把人類的幸福寄托在平均分配財富上,難道不是愚蠢至極的想法嗎?那群空想的革命家完全有能力摧毀現實的社會,建立另一種新社會,但是他們不會給人類增加一絲快樂,人們不會因為得到了一片麵包,就感到痛苦減輕了。

如果他們無法順應人類的自然本能並使其得到的滿足,反而使他們陷入欲望得不到滿足的悲痛之中,那麽,他們甚至可能將人世間的不幸擴大,連狗有一天也會發出絕望的狂吠。
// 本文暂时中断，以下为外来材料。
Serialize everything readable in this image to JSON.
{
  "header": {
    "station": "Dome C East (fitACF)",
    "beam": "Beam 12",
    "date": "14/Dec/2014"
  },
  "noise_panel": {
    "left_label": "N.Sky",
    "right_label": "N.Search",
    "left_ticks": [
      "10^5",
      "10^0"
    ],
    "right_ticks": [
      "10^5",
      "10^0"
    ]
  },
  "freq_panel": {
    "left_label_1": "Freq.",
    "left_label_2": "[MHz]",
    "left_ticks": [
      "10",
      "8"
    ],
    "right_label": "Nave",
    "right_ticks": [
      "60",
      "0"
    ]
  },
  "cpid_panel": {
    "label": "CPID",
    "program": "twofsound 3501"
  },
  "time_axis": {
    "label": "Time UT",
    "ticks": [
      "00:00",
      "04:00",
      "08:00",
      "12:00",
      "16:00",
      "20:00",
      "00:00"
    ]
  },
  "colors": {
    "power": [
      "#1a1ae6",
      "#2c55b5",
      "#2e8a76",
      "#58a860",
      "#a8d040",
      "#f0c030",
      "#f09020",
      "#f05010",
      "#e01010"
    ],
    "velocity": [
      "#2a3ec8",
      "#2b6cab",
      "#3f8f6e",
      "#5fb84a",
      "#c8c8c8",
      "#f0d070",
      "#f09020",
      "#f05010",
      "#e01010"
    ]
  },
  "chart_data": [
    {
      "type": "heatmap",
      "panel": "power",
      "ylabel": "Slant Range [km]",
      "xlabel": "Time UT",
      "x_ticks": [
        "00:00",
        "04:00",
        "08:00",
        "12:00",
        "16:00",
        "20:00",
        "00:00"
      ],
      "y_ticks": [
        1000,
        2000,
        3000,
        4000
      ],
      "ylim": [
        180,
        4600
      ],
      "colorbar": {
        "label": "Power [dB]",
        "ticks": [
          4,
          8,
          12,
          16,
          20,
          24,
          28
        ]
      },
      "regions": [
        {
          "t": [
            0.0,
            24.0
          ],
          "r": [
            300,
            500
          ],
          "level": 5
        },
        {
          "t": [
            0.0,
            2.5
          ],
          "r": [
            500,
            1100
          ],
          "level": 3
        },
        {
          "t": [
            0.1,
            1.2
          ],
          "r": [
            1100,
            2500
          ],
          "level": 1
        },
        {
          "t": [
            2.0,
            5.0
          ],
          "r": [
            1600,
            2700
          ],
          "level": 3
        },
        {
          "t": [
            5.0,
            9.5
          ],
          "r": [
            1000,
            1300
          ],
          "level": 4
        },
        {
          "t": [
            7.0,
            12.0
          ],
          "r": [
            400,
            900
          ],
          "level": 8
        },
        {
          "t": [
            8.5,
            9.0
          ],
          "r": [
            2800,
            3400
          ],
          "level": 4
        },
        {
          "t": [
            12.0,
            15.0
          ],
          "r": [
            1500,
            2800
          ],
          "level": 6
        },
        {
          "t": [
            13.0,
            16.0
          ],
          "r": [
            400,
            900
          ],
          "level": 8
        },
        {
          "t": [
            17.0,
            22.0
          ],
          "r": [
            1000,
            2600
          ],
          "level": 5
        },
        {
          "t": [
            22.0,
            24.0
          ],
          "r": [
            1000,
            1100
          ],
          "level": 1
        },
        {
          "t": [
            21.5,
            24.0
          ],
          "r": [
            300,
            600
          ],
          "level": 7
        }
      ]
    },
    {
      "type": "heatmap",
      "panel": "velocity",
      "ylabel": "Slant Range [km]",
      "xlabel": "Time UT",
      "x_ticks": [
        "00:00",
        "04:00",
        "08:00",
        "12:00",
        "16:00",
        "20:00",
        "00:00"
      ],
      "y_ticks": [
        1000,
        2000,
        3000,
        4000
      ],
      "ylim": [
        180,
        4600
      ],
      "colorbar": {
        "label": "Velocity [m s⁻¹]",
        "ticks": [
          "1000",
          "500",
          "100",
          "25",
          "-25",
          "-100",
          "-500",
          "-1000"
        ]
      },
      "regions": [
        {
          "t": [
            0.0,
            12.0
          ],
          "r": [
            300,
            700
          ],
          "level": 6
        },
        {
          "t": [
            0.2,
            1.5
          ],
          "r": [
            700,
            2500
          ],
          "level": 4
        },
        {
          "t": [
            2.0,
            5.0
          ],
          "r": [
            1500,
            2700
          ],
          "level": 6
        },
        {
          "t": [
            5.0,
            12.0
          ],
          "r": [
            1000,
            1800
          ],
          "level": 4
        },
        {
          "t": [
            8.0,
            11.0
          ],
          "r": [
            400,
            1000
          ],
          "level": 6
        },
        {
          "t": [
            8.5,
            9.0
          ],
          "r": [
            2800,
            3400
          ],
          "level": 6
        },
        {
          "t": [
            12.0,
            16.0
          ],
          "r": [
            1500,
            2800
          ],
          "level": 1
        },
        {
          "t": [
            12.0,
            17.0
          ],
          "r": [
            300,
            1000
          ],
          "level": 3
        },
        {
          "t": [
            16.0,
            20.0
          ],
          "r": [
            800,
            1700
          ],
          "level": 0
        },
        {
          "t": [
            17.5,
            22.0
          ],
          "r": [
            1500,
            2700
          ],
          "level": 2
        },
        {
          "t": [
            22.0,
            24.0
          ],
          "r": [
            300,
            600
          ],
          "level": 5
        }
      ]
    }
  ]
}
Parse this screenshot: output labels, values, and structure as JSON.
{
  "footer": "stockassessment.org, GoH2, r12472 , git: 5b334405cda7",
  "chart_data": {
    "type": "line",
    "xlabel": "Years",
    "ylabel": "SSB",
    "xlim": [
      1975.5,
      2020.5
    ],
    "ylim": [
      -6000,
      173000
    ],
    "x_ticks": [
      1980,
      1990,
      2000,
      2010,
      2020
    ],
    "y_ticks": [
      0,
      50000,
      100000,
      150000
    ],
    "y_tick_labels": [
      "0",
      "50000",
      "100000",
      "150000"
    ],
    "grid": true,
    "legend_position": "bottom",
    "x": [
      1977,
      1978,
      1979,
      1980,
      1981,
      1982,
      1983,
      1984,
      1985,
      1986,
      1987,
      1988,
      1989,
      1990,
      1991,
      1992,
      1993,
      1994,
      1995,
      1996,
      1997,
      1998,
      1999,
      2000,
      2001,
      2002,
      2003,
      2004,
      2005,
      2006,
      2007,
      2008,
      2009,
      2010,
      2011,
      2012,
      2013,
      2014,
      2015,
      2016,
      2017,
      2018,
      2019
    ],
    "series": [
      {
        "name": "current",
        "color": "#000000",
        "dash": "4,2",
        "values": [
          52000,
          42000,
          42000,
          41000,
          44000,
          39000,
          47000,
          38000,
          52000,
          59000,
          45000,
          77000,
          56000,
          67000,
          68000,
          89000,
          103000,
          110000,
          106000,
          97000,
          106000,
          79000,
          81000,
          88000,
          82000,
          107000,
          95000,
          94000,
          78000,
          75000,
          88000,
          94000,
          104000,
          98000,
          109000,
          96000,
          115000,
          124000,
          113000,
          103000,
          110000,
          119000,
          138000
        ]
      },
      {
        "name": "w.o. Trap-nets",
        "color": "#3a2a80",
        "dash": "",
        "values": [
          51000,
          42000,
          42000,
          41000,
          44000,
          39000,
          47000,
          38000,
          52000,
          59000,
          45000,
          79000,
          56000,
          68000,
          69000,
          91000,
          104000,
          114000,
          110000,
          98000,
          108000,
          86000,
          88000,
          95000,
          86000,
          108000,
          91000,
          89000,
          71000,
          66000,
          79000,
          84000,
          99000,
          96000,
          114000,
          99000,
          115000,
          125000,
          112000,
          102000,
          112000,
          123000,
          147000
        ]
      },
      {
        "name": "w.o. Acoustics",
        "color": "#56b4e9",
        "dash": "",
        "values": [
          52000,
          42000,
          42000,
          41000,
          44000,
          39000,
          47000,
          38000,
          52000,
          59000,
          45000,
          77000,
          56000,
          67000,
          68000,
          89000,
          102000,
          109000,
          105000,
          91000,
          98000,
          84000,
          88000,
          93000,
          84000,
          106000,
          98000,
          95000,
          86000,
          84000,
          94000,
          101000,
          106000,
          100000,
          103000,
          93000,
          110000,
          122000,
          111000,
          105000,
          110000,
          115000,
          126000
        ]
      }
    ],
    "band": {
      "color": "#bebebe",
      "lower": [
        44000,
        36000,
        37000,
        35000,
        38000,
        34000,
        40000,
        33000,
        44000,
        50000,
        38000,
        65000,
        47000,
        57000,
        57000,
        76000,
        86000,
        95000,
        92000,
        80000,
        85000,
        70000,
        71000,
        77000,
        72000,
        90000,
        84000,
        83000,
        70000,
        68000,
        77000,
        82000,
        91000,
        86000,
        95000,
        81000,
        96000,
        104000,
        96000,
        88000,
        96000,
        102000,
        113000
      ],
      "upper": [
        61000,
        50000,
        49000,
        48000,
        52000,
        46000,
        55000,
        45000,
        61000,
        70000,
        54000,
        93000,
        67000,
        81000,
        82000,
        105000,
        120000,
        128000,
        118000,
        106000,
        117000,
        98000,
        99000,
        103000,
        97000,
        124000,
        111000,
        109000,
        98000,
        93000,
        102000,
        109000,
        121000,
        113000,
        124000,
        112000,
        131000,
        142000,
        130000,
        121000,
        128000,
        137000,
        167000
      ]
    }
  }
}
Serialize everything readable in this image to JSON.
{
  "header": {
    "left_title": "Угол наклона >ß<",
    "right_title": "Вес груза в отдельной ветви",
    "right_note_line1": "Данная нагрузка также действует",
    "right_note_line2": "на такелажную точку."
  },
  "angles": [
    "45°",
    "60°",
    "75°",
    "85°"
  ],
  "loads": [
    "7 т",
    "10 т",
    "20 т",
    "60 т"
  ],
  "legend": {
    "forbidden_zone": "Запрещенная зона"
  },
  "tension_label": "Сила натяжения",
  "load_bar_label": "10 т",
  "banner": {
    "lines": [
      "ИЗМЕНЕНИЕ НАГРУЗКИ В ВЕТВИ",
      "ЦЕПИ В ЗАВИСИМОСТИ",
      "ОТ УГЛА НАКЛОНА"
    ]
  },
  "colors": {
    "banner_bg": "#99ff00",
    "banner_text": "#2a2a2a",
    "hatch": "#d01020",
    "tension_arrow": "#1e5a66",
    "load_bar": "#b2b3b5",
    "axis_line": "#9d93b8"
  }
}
如果不可以,那麽惟一的好辦法就是別存在於世,倘若要存在於世的話,那還不如去做一棵樹,做一塊石頭,甚至更小一點,做一粒不會讓行人踩得流血的沙子。

埃納泊先生想到這兒突然變得非常焦慮,極度痛苦,兩眼含滿淚水,熱淚雨點一般沿著兩頰直往下掉。暮色包圍著大路,密集的石塊開始像利箭般飛向公館的正麵。

現在,他已經不再恨那些忍受饑餓的人了,隻是讓心靈上的創傷攪得惱羞成怒,他臉上流滿淚水,嘴依然結結巴巴地說:“一幫飯桶!一幫飯桶!”

但是,空空的肚子裏產生的嘰裏咕嚕聲壓過了一切,餓漢們的風暴一樣的吼聲席卷了一切:“麵包!麵包!麵包!”